El tutor que vela por 3.618 gallegos

Jorge Casanova
JORGE CASANOVA REDACCIÓN / LA VOZ

GALICIA

PILAR CANICOBA

Una fundación pública, la Funga, aumenta cada año el número de personas tuteladas, incapacitadas por un juzgado incluso para sacar dinero de un cajero

30 mar 2019 . Actualizado a las 17:49 h.

María, una mujer de edad avanzada, ha comenzado a demenciarse y tiene ya serias dificultades para valerse por sí misma. Tiene familiares pero, por razones diversas, no pueden hacerse cargo de su cuidado. Hay serias sospechas de que alguien se le está acercando para sisarle dinero de la cuenta. Los servicios sociales de su comunidad han detectado el problema y dejan el caso en manos de la Justicia que, probablemente, acabará incapacitándola. José es un joven de 17 años con una discapacidad intelectual severa.
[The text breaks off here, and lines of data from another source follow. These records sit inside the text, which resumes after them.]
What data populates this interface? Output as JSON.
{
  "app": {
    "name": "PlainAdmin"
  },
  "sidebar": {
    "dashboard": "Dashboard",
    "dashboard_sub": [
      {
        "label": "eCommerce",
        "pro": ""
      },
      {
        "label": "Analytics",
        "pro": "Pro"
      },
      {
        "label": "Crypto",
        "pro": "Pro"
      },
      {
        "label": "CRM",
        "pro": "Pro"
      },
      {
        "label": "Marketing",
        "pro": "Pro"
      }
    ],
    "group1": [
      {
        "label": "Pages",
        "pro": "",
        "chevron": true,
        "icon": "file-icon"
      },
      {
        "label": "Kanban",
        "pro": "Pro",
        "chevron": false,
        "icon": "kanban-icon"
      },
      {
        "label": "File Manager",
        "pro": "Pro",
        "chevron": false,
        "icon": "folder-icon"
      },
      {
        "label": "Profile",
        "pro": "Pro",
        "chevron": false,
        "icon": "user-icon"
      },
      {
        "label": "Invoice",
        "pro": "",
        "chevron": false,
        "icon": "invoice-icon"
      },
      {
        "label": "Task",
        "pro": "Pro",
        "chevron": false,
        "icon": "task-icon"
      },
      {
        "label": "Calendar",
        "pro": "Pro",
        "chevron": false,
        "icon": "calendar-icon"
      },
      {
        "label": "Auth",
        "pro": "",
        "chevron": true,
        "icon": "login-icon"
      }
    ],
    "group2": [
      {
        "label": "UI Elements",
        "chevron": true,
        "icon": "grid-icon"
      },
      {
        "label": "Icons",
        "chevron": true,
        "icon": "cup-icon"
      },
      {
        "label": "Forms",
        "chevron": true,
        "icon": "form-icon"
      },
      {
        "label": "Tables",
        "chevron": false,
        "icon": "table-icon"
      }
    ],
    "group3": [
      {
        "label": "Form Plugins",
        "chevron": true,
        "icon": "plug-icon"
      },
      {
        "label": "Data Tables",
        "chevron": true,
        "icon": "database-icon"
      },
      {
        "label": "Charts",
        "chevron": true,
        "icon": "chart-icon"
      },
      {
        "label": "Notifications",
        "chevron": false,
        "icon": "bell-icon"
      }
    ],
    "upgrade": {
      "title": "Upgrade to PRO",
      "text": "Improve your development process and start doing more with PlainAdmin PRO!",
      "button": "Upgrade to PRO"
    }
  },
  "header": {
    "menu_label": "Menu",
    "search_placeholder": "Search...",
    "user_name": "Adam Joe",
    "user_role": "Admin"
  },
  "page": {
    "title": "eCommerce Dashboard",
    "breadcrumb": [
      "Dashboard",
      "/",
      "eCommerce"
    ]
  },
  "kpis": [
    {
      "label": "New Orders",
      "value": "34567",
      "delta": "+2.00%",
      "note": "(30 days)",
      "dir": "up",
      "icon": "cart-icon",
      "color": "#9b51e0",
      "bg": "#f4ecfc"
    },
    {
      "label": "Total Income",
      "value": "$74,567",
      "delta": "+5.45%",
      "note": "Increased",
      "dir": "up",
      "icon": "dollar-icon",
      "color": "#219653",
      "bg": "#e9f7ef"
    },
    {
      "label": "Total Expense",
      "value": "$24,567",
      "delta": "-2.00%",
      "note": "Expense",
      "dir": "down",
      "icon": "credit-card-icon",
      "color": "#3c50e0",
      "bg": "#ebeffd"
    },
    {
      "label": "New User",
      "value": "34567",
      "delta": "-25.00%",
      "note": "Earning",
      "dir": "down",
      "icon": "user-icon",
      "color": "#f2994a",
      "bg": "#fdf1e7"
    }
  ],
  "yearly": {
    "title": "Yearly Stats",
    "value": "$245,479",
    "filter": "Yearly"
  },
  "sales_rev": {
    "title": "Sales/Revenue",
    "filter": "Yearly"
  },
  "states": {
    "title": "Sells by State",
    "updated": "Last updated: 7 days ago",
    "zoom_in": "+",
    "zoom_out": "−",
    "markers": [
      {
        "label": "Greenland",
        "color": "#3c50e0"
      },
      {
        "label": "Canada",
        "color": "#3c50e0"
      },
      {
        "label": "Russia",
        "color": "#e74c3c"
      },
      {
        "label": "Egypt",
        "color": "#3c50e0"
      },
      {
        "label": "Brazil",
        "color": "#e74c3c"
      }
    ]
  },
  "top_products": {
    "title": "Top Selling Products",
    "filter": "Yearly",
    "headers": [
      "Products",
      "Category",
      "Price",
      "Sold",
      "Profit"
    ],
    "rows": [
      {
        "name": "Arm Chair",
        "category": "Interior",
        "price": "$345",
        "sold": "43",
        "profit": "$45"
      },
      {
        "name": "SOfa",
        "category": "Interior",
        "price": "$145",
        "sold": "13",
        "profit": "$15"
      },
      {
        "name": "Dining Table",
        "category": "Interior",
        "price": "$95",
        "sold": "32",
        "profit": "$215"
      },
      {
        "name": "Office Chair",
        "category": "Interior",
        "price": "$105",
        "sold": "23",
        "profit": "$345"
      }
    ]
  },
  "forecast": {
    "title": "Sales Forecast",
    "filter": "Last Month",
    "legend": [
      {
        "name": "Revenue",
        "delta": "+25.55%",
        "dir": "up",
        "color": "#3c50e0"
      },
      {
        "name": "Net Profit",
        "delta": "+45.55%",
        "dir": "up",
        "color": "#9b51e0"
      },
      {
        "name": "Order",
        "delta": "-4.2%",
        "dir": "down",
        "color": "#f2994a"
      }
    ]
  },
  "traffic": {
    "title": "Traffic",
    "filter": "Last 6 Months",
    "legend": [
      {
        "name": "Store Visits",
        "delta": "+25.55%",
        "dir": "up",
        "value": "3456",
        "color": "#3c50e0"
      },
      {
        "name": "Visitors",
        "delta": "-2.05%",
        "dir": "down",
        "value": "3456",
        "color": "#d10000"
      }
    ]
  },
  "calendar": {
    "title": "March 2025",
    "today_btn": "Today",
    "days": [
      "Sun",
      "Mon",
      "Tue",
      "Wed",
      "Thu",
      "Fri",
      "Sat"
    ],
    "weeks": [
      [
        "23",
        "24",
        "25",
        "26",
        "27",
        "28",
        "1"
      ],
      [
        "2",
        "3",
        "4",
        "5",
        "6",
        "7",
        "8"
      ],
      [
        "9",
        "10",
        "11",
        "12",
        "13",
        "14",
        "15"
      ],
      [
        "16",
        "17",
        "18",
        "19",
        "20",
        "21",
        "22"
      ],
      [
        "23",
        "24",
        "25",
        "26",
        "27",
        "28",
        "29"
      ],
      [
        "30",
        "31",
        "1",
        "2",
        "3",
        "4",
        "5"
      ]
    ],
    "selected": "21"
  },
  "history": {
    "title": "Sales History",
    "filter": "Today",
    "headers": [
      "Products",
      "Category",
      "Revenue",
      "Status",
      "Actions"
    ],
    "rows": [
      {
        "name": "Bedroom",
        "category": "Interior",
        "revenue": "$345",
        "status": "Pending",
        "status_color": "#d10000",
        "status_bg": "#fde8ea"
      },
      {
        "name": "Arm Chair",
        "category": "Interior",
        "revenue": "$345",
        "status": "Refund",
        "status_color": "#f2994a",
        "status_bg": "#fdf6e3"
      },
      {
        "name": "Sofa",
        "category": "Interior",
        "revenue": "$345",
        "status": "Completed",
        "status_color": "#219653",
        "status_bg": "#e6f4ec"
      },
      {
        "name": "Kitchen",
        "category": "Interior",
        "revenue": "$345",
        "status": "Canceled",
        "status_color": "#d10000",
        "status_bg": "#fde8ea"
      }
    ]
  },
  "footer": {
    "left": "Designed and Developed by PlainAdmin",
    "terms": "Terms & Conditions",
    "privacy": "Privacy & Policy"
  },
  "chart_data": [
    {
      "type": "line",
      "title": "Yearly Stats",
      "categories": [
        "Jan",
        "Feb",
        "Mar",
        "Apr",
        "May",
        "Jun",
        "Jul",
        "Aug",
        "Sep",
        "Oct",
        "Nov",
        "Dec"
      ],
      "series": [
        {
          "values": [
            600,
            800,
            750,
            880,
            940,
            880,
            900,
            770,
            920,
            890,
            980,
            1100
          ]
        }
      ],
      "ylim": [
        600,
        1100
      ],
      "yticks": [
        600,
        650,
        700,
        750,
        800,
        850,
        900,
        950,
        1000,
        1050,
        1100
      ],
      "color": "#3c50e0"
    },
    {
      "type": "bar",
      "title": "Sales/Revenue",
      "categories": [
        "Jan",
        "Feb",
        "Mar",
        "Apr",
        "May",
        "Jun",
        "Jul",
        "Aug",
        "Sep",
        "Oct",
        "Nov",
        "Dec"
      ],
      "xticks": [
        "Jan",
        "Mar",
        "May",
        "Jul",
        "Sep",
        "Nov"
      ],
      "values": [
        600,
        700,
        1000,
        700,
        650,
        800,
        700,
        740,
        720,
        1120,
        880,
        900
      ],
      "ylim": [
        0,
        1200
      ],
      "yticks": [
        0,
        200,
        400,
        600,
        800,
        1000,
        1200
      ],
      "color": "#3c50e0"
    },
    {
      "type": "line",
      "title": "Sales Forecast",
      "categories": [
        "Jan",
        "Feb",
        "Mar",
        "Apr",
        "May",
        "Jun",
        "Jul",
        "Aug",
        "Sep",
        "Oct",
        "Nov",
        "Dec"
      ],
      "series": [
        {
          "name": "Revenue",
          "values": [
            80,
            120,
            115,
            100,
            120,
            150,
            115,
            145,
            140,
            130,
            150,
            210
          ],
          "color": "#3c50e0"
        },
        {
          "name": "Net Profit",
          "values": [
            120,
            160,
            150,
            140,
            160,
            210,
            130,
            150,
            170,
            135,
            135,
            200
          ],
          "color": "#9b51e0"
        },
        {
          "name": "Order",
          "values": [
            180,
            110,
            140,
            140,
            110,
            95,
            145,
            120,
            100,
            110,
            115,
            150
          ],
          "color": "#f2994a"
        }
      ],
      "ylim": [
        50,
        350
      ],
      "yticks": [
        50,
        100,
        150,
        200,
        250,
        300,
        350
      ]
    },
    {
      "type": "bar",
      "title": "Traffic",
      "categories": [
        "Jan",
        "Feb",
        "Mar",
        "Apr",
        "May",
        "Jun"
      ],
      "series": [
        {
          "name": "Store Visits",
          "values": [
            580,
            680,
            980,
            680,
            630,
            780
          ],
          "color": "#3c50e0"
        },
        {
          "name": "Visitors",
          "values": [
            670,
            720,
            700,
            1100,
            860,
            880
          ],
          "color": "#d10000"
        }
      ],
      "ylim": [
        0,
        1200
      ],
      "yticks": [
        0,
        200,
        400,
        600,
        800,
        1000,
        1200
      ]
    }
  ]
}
Tampoco tiene familiares en disposición de hacerse cargo de él en el momento en que, cumplidos los 18, la Xunta abandone su tutela. También será incapacitado. Jesús tiene 45 años y duerme en la calle. Está fuera del sistema, pero está en el mundo. Tiene graves adicciones que han afectado a su salud mental. Nadie sabe nada de él, pero necesita atención y tutela. Como María y como José, un juez lo incapacitará. ¿Qué pasa con estas tres personas? ¿Quién se hace cargo?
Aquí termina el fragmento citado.